4. The Results: Who Won the Race?
The Text Race (Answering questions with words only)
- The Surprise: The Llama book (405 Billion words) and the DeepSeek book (only 37 Billion active words) finished at almost the exact same speed.
- Why? Even though DeepSeek is a "Mixture of Experts" (only using a small team), the special "compressed notes" system (MLA) it uses is a bit clunky on AMD chips. It cancels out the efficiency gains.
- The Winner: They tied, but Llama was slightly more consistent.
The Vision Race (Answering questions with pictures)
- The Big Gap: The Qwen book (MoE + Standard Notes) was 6.5 times faster than the Kimi book (MoE + Compressed Notes).
- Why? Qwen could use all 8 chips and standard tools. Kimi was forced to use only 4 chips (because of the "chapter count" issue) and couldn't use the special speed-up tool (AITER).
- Lesson: If you want speed on AMD chips right now, avoid the "compressed notes" (MLA) models unless you have the specific tools to make them work.
5. The Bottleneck: The "Highway" vs. The "Engine"

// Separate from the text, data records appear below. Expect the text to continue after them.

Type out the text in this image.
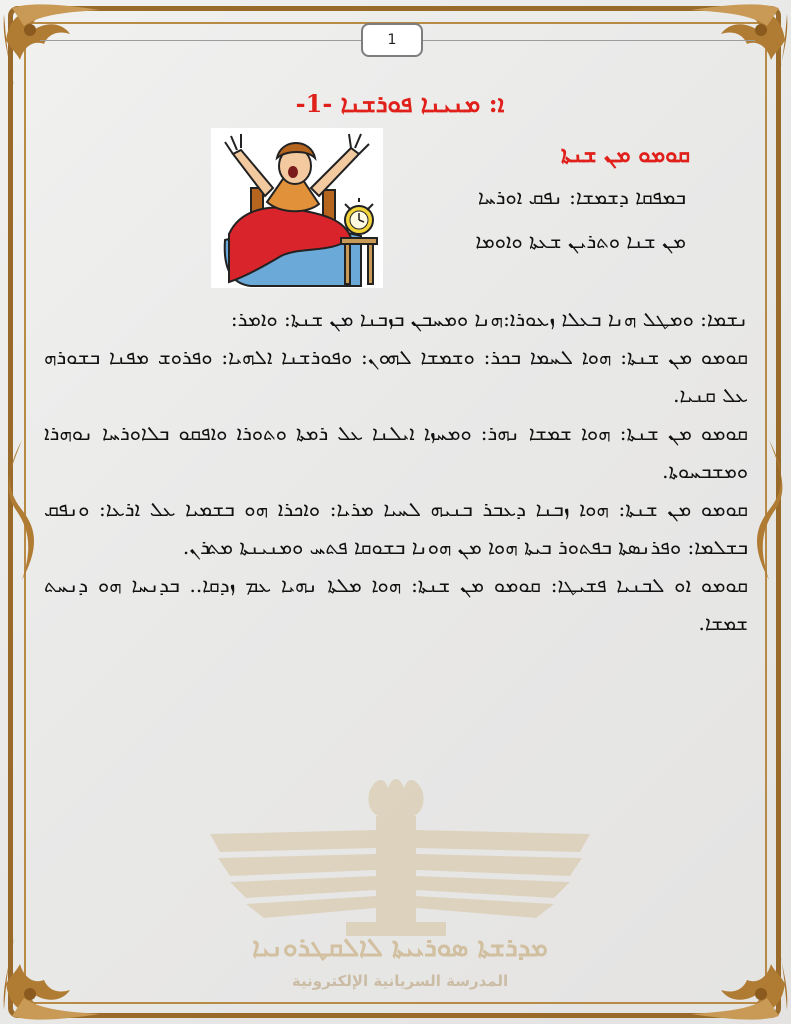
1
ܐ: ܡܢܝܢܐ ܦܘܪܫܢܐ -1-
ܩܘܡܘ ܡܢ ܫܢܬܐ
ܒܡܦܩܐ ܕܫܡܫܐ: ܢܦܩ ܐܘܪܚܐ
ܡܢ ܫܢܐ ܘܬܪܝܢ ܫܥܬܐ ܘܐܘܡܐ

ܢܫܡܐ: ܘܡܛܠ ܗܢܐ ܒܥܠܐ ܙܥܘܪܐ:ܗܢܐ ܘܡܚܒܢ ܒܙܒܢܐ ܡܢ ܫܢܬܐ: ܘܐܡܪ:

ܩܘܡܘ ܡܢ ܫܢܬܐ: ܗܘܐ ܠܚܡܐ ܒܟܪ: ܘܫܡܫܐ ܠܗܘܢ: ܘܦܘܪܫܢܐ ܐܠܗܝܐ: ܘܦܪܘܫ ܡܦܢܐ ܒܫܘܪܗ ܥܠ ܩܢܝܐ.

ܩܘܡܘ ܡܢ ܫܢܬܐ: ܗܘܐ ܫܡܫܐ ܢܗܪ: ܘܡܚܙܐ ܐܝܠܢܐ ܥܠ ܪܡܬܐ ܘܬܘܪܐ ܘܐܦܩܘ ܒܠܐܘܪܚܐ ܢܘܗܪܐ ܘܡܫܒܚܘܬܐ.

ܩܘܡܘ ܡܢ ܫܢܬܐ: ܗܘܐ ܙܒܢܐ ܕܥܒܪ ܒܢܝܗ ܠܚܝܐ ܡܪܝܐ: ܘܐܟܪܐ ܗܘ ܒܫܡܝܐ ܥܠ ܐܪܥܐ: ܘܢܦܩ ܒܫܠܡܐ: ܘܦܪܢܣܬܐ ܒܦܬܘܪ ܒܝܬܐ ܗܘܐ ܡܢ ܗܘܢܐ ܒܫܘܩܐ ܦܬܚ ܘܡܢܝܢܬܐ ܡܬܪܢ.

ܩܘܡܘ ܐܘ ܠܒܢܝܐ ܦܫܝܛܐ: ܩܘܡܘ ܡܢ ܫܢܬܐ: ܗܘܐ ܡܠܬܐ ܢܗܝܐ ܥܡ ܙܕܩܐ.. ܒܕܢܚܐ ܗܘ ܕܢܚܬ ܫܡܫܐ.

ܡܕܪܫܬܐ ܣܘܪܝܝܬܐ ܠܐܠܩܛܪܘܢܝܐ
المدرسة السريانية الإلكترونية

The researchers found something fascinating about why the speed stops increasing.
- The Engine: The chips are powerful enough to calculate answers very fast.
- The Highway: The speed limit is actually the memory bandwidth (how fast data can move onto the desk).
- The Saturation Point: No matter how many people you add to the queue, once you hit about 500 people (for short questions), the highway gets jammed. Adding more people just makes them wait longer; it doesn't make the library answer faster.
- The Good News: The library never crashed. Even with 1,000 people screaming for answers, every single request was answered successfully. The system just got slower, but it didn't break.
6. Practical Takeaways for the Real World
If you are a company trying to run these AI models on AMD chips, here is the cheat sheet:
- Check the Model Type First: Before you start, ask: "Is this model using MLA (compressed notes) or GQA (standard notes)?"
- Turn on the Special Tool (AITER): For most models, you need this AMD tool to get good speed. But be careful: for the "Kimi" model, you must turn it OFF, or the system will crash.
- Don't Overcrowd: If you have short questions, aim for about 500 people at a time. If you have long questions, aim for 100–200. Adding more won't help; it will just create a traffic jam.
- Big Memory is King: Because these AMD chips have such huge desks (256GB each), you rarely need to run back to the basement (CPU) to get data. This keeps things fast and simple.
Summary
This paper proves that AMD's new chips are powerful enough to run the world's biggest AI models, including a 1-trillion-parameter giant. However, to get the best performance, you can't just use a "default" setting. You have to be a smart librarian who knows exactly which tool to use for which book. If you get the configuration right, you can get blazing-fast speeds; if you get it wrong, the system will struggle.